Hollywood’s top publicists have long enjoyed the ability to dictate the terms of an interview, kill photos not to their liking, and even hand-select the journalist they’d like to report the story…all in exchange for client access. As we go from A-list to B-list to C-list, the ability to “manage” these interview terms decreases commensurately.
Personally, I have issues with telling reporters how to do their jobs. Sure, we can suggest topics to explore and even point out questions the interviewee may not be comfortable answering. But I always believed that the primary onus is on the interviewee to deftly deflect a question he or she does not wish to answer. And there are many tried and true techniques for doing so (if one can get the A-lister to submit to them).
Still, pre-conditioned A-list access is no guarantee that the reporter won’t break the rules – especially if the interview takes place on live television. I had the good fortune to work with HSH Prince Albert of Monaco and his sister HSH Princess Stephanie for the launch of the Princess Grace Foundation.

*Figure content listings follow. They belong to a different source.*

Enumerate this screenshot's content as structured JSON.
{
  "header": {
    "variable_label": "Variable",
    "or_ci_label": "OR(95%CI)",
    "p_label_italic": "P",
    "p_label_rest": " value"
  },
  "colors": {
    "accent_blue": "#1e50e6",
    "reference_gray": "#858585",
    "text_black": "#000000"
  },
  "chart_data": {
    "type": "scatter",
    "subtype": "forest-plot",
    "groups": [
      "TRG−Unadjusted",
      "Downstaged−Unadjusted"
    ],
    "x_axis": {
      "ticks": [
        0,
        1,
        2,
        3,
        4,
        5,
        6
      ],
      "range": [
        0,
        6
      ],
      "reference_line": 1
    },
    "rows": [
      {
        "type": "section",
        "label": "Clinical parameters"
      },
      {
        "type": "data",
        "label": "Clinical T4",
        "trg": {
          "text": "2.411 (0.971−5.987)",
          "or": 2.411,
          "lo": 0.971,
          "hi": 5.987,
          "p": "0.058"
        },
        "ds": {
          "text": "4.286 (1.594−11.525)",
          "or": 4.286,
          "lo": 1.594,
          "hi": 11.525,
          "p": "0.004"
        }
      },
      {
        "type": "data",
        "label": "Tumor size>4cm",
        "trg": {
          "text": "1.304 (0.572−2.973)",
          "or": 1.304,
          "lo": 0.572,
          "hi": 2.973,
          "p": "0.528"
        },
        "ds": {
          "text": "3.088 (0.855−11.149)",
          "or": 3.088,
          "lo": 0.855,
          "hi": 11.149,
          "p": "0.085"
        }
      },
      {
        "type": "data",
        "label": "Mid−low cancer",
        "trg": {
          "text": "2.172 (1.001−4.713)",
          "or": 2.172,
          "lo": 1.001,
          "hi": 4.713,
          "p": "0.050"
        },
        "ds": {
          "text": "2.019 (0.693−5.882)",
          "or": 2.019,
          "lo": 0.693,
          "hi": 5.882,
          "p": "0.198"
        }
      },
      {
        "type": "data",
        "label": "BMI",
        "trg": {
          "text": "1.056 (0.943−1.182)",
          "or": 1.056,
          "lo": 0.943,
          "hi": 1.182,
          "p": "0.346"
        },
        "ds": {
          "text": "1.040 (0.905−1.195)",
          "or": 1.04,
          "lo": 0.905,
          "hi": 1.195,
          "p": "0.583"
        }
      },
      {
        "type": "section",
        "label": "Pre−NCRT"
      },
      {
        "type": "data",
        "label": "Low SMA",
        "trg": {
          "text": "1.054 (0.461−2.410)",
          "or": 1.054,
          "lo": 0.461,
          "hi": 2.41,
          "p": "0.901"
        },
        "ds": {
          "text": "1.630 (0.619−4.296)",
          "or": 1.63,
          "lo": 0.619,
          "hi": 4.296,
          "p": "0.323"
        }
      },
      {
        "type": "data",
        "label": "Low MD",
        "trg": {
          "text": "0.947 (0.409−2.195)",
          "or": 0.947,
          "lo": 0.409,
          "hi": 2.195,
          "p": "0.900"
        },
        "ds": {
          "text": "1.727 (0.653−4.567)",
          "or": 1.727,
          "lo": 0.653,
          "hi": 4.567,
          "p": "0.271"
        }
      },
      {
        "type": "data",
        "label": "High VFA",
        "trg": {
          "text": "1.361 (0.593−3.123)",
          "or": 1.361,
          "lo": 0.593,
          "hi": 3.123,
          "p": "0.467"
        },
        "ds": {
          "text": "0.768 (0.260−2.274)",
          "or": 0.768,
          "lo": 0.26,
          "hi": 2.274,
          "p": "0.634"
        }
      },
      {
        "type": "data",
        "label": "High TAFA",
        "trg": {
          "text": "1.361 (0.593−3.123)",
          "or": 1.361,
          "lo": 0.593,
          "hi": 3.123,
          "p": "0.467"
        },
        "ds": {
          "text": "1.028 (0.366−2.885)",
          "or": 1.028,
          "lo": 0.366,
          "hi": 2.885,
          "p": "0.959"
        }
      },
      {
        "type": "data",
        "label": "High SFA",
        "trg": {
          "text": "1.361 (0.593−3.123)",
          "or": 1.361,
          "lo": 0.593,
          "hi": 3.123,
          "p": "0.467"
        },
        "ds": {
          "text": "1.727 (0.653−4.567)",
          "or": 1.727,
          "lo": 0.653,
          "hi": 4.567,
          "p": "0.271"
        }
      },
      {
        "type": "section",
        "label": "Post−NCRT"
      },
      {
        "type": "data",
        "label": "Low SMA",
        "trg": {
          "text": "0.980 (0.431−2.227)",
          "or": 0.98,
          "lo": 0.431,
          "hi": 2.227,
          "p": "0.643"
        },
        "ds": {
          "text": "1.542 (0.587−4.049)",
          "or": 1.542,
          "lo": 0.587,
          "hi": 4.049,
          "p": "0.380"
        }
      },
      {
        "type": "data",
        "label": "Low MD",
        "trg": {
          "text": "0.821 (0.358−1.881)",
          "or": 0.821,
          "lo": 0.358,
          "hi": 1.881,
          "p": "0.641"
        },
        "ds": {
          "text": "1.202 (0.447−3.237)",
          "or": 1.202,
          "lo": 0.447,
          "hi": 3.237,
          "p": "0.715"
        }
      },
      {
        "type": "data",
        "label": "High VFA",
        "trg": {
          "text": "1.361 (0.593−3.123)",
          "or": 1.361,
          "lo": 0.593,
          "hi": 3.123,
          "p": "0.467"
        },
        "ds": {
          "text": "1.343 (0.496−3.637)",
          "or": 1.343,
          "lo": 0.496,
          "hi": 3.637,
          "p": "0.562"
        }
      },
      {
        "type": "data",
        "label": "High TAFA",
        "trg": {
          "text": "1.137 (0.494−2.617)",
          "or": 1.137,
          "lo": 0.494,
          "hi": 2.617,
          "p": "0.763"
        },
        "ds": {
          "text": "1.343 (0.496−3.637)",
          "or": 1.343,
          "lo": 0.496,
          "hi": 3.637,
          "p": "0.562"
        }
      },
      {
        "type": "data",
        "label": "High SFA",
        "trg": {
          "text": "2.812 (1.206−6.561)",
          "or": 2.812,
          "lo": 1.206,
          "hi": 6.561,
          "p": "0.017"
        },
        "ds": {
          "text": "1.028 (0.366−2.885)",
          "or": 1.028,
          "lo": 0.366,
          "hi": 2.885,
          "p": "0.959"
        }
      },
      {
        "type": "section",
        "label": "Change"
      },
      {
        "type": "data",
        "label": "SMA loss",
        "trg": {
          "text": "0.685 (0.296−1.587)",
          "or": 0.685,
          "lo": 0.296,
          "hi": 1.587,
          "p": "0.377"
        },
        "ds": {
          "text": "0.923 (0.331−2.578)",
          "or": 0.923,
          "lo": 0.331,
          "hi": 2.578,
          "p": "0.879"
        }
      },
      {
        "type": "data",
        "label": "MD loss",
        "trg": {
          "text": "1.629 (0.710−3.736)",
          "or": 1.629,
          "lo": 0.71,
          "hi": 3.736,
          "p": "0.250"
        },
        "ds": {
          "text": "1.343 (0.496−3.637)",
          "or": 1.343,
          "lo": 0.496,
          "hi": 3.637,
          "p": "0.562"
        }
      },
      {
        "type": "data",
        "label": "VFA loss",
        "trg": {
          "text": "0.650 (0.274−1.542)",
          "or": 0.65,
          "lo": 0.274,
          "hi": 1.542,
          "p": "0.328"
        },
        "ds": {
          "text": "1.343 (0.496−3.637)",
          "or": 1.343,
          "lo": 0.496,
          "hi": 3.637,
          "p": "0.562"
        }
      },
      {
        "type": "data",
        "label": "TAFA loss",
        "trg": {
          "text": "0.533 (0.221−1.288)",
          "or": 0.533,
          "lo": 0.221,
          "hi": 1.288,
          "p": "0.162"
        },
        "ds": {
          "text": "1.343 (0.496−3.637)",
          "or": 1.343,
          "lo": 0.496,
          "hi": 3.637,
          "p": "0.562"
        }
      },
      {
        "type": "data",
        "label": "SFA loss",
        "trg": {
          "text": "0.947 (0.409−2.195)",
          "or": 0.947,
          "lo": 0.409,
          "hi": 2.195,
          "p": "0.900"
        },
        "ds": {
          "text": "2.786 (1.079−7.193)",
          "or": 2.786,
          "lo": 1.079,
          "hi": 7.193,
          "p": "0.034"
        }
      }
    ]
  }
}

We secured their first-ever U.S. TV appearances on both NBC “Today” and ABC’s “Good Morning America,” which were as fiercely competitive back then as they are today. We got around the issue by giving “Today” the “first” interview, albeit as a taped segment to air in the show’s first hour, and “GMA” the first live slot airing in the second hour. Both promised not to delve into Prince Albert’s personal life, which, as you may remember, was quite colorful.
Both agreed to limit their questioning to the new Foundation and the memory of Princess Grace. Sure enough, two minutes into the GMA piece, the host started to ask Prince Albert about his social life. Groan. The Prince handled it, well, like a Prince, but this PR person was mortified. And it didn’t help matters when the next day the executive producer of NBC “Today” dashed over a personal note chastising me for trusting GMA.